The protocol is intended to act as a less extreme local version of the US federal witness protection program which is run by the US Marshals Service. Funding for the protection will come from the police department’s $100,000 confidential funds which also gets used for rewarding confidential informants and undercover drug buys.
This is a good example of a law enforcement agency taking the initiative to try to get over the “no snitching” culture that is so damaging to cooperation with the police. If residents feel that police can act quickly and affectively to protect key witnesses, the fear of providing information will be diminished.

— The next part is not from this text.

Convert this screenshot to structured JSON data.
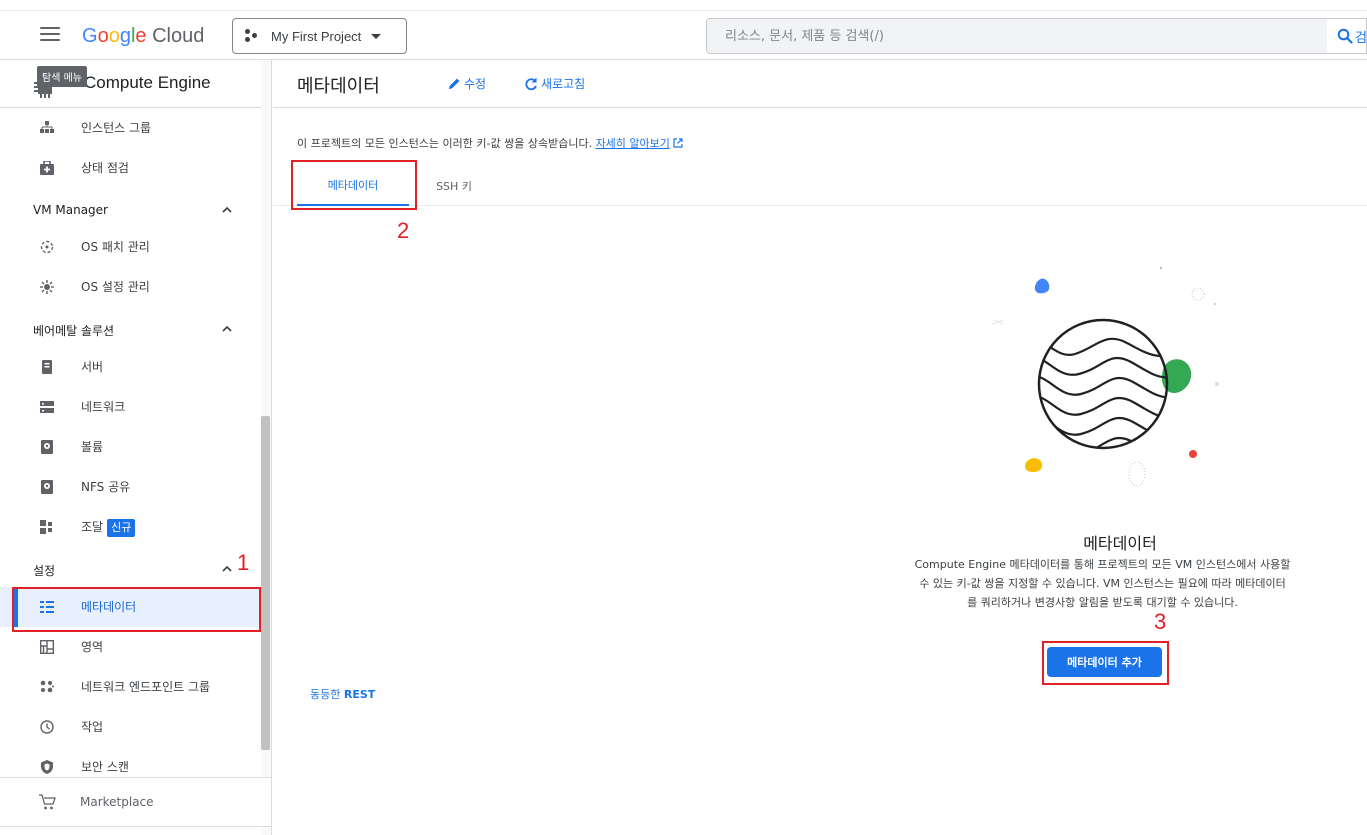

Dr Hume Johnson and Dr Joseph Soeters write have written a two part article for the Jamaica Gleaner which highlights the culture of fear that surrounds witnesses to crime in Jamaica. The article cites recent examples of informers and testifying witnesses being killed for cooperating with police (Linval Thompson in 2005, Leslie Brown in 2006 and Kadian Campbell in 2007). In such a climate it is unsurprising that Jamaican police struggle to get cooperation from witnesses to crime. In the second part of the article, “State weakness and informerphobia“, Johnson and Soeters identify the need for Jamaican police to guarantee anonymity of the provenance of information as well as the introduction of new laws designed to improve public confidence in the legal system.
In the USA, the witness intimdation problem has been termed in some areas as the “Stop Snitching Phenomenon” – a report was written on the subject by the Department of Justice and Police Executive Research Forum. ABM’s response to the Stop Snitching phenomenon report highlights some of the ways in which the issues may be addressed.